Notably, the works shown include Scandal 63 (the only surviving record of her painting based on Lewis Morley’s portrait of Christine Keeler, last seen in the 1960s) and With Love to Jean-Paul Belmondo (an early version of which appeared on the cover of Men Only in 1963 and sold for £1,159,500 at auction in 2022). Pauline Boty was also photographed by, among others, David Bailey, Lewis Morley, Michael Seymour and Roger Mayne and Ward’s images undoubtedly number amongst her best and most well-known portraits
In addition there are a small number of vintage silver gelatin prints by Ward available. Again, of note among these are Boty photographed alongside her lost work July 26, last seen in the 1968 BBC documentary The New Radicals.

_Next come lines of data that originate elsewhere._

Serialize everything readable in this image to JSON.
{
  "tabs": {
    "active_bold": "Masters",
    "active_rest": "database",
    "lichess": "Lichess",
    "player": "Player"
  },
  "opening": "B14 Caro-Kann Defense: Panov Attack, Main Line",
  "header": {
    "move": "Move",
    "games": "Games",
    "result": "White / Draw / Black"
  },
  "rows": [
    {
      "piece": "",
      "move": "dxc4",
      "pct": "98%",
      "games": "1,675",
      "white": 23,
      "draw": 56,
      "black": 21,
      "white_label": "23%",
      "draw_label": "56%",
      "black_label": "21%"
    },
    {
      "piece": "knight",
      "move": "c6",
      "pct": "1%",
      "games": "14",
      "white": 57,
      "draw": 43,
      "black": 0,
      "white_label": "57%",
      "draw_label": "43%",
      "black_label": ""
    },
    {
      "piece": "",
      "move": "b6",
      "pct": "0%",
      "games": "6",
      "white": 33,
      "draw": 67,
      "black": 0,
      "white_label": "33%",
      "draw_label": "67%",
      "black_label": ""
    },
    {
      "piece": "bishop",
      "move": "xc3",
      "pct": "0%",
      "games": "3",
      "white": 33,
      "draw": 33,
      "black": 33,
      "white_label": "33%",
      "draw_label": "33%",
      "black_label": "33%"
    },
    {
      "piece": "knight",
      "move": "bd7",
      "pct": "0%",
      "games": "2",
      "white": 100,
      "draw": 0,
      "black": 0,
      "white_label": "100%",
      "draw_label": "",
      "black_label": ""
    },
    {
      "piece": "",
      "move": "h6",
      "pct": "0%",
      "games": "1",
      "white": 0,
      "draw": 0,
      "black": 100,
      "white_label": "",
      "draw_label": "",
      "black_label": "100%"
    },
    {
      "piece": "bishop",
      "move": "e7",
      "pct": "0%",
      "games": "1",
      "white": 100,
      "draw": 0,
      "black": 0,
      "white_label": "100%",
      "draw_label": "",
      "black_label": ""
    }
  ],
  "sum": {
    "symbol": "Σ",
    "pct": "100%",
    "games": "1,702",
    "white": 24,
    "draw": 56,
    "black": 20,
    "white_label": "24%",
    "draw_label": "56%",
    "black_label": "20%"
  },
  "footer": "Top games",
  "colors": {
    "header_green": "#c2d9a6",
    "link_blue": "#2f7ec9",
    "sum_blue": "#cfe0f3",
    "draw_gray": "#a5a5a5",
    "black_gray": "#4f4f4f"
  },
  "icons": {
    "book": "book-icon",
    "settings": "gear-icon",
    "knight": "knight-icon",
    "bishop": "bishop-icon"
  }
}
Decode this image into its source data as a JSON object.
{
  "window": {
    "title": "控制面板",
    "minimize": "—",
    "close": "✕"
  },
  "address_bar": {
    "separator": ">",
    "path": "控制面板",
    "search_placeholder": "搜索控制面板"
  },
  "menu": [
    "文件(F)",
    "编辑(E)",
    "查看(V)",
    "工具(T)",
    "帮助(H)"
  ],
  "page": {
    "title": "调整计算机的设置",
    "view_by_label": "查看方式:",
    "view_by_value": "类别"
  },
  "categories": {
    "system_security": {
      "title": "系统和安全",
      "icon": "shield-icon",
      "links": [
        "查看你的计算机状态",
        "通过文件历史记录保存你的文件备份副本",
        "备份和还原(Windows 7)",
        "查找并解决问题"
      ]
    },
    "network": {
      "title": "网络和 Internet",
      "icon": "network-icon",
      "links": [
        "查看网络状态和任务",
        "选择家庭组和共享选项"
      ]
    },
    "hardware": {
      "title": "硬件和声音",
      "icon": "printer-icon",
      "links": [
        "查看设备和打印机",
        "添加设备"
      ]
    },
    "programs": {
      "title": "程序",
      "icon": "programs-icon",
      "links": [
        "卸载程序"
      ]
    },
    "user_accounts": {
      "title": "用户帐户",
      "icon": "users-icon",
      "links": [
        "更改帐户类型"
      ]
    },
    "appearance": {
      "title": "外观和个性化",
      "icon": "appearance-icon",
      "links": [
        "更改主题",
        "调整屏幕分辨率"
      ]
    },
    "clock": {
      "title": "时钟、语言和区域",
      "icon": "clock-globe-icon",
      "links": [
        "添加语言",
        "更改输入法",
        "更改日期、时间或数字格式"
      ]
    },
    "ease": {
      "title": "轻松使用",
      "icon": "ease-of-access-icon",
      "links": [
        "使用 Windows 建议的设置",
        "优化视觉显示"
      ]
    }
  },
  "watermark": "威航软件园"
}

“Untitled (‘Men Only’ cover shot), 1963/2023” by Michael Ward. Coloured C-print. Edition of 25. Courtesy of Elizabeth Seal-Ward for the Michael Ward Archive & Gazelli Art House
MICHAEL WARD (B. 1929; UK – D. 2011) Michael Ward rose to prominence as a photographer for the Evening Standard’s Show Page, capturing the emerging talents of his era, including luminaries such as Maggie Smith, Barbara Windsor, Jill Ireland, Jackie Collins, and Julie Christie. In the mid-1960s, Ward joined the Sunday Times where, alongside Bryan Wharton, he became one of the newspaper’s standout photographers. Their collaborative efforts extended beyond portraiture, to current events and news, including the Naples earthquake, the 1968 Paris riots, and the 1974 Turkish-Cypriot war. Ward’s extensive archive has been featured in exhibitions across Britain, with over fifty portraits spanning three decades housed in the National Portrait Gallery [biographical info courtesy of the Gazelli Art House website].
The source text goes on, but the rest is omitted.